Caedmon était vacher. Il travaillait dans une ferme près de Whitby en Angleterre. C’était il y a 1 300 ans.
Il a affirmé que Dieu lui avait rendu visite dans un rêve. Le résultat fut neuf lignes d’éloges. Ils sont devenus l’hymne de Caedmon. Il célèbre le Créateur. Il loue le « Seigneur éternel » pour avoir construit la Terre pour nous.
Les érudits le considèrent comme le début de la littérature anglaise. Mark Faulkner le dit. Il enseigne au Trinity College de Dublin. Il fait partie de l’équipe derrière une nouvelle découverte. Une situation qui a laissé les experts sans voix.
Voici le problème du poème. Personne ne pense que Caedmon l’a écrit lui-même. Il vivait dans des livres écrits par quelqu’un d’autre. Le Vénérable Bède a écrit une Histoire ecclésiastique du peuple anglais. Bede était moine et érudit. Son livre comprend généralement l’hymne en latin. La version en vieil anglais apparaissait souvent plus tard. Comme un post-it ajouté par un élève maladroit.
Jusqu’à maintenant.
Les chercheurs ont examiné un livre numérisé. Il se trouve à la Bibliothèque centrale nationale de Rome. Ils ont trouvé le poème. Pas comme un ajout ultérieur. C’est là depuis le début. Il est intégré au texte principal de ce manuscrit du IXe siècle.
Nous n’en croyions pas nos yeux.
C’était Elisabetta Magnanti. Elle a aidé à diriger les travaux à Trinity. Elle a dit que l’équipe était sans voix. Vraiment abasourdi.
La plupart des textes en vieil anglais apparaissent des siècles plus tard. Généralement du Xe ou du XIe siècle. Faulkner souligne à quel point il est étrange que Bede ait sauté la langue originale. Bede traduisait tout en latin. C’était la langue savante de l’époque.
Mais quelqu’un a réintroduit le vieil anglais. Ils l’ont fait cent ans après que Bède ait terminé son travail. Pourquoi? Parce que les premiers lecteurs ont aimé le poème. Ils accordaient plus d’importance à leur langue maternelle que nous ne le pensions.
La découverte apparaît dans Early Medieval England and its Neighbours. Cela déplace la chronologie.

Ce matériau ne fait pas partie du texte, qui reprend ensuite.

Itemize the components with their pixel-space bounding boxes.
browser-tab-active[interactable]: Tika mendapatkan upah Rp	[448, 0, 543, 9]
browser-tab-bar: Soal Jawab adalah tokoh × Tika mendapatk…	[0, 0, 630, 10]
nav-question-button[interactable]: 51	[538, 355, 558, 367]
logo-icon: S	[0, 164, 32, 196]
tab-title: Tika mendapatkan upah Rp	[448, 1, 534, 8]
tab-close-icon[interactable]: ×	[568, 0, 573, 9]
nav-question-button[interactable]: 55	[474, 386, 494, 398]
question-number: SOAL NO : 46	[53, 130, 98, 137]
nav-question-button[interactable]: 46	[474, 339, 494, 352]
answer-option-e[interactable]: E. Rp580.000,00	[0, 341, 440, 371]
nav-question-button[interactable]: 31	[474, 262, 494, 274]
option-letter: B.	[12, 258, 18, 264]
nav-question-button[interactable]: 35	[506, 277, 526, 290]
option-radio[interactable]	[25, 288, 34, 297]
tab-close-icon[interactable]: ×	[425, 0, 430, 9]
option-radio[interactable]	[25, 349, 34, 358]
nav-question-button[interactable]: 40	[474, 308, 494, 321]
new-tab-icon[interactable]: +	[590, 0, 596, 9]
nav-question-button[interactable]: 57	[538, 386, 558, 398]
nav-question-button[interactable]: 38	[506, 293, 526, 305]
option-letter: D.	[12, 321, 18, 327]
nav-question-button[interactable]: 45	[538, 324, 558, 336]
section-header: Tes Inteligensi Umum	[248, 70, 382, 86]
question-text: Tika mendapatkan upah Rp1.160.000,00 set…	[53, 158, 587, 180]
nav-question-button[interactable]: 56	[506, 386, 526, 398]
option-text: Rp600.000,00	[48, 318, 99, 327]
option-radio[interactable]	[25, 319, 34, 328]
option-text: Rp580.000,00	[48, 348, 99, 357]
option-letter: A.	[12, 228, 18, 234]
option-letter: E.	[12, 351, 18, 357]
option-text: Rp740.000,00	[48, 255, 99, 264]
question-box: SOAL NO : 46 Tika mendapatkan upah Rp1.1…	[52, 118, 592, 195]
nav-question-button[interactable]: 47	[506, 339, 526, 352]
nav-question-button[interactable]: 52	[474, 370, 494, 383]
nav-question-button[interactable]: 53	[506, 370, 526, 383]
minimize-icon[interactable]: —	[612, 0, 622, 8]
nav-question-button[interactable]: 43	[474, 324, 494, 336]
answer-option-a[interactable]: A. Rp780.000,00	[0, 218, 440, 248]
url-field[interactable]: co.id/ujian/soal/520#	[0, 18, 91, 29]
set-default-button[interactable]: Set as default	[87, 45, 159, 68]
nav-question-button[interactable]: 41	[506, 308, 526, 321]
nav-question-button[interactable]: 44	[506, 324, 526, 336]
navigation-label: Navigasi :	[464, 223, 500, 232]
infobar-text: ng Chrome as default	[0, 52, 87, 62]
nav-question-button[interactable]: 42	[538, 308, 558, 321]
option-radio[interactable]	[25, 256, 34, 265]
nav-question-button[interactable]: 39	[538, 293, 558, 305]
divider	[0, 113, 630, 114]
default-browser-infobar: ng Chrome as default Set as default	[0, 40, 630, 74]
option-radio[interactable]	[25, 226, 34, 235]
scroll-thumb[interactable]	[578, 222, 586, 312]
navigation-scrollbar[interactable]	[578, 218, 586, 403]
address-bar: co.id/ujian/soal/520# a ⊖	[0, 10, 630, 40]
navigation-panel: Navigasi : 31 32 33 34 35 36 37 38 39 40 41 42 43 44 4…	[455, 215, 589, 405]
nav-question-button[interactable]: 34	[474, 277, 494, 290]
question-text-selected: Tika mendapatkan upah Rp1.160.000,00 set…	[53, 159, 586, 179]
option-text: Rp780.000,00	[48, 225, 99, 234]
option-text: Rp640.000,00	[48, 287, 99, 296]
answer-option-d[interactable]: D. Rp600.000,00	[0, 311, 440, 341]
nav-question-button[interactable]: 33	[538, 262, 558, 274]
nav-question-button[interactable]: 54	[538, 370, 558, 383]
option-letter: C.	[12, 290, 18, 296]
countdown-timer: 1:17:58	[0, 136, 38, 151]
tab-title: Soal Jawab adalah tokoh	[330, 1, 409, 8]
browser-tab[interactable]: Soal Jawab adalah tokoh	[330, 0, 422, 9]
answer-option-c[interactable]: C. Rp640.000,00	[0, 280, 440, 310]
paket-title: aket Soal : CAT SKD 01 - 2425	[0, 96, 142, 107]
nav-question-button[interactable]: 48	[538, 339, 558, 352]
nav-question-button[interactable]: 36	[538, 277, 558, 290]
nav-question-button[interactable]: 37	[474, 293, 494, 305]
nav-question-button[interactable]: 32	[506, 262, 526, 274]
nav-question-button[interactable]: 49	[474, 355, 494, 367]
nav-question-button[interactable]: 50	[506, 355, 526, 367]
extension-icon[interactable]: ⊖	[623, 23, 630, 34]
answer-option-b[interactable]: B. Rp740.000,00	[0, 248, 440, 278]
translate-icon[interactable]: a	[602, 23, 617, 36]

Cela change la façon dont nous percevons la valeur accordée à la poésie ancienne.
Voici à quoi cela ressemble maintenant.
- Maintenant, louons le gardien du Royaume des Cieux
- la puissance du Créateur et les pensées de son esprit
- l’œuvre du père-gloire
- de toute merveille, Seigneur éternel
- Il a établi un début
- Il a d’abord façonné pour les fils d’hommes
- Le ciel comme toit, le saint créateur
- alors gardien de l’humanité de la Terre du Milieu
- la terre pour les hommes, le Seigneur Tout-Puissant
Roy Liuzz l’a traduit pour les oreilles modernes. Les mots tiennent. Ils l’ont toujours fait.
Il a simplement fallu un scan numérique d’une ancienne étagère de bibliothèque italienne pour prouver qu’elle était là depuis le début. Pas rentré dans la marge. Mais en plein milieu de l’histoire.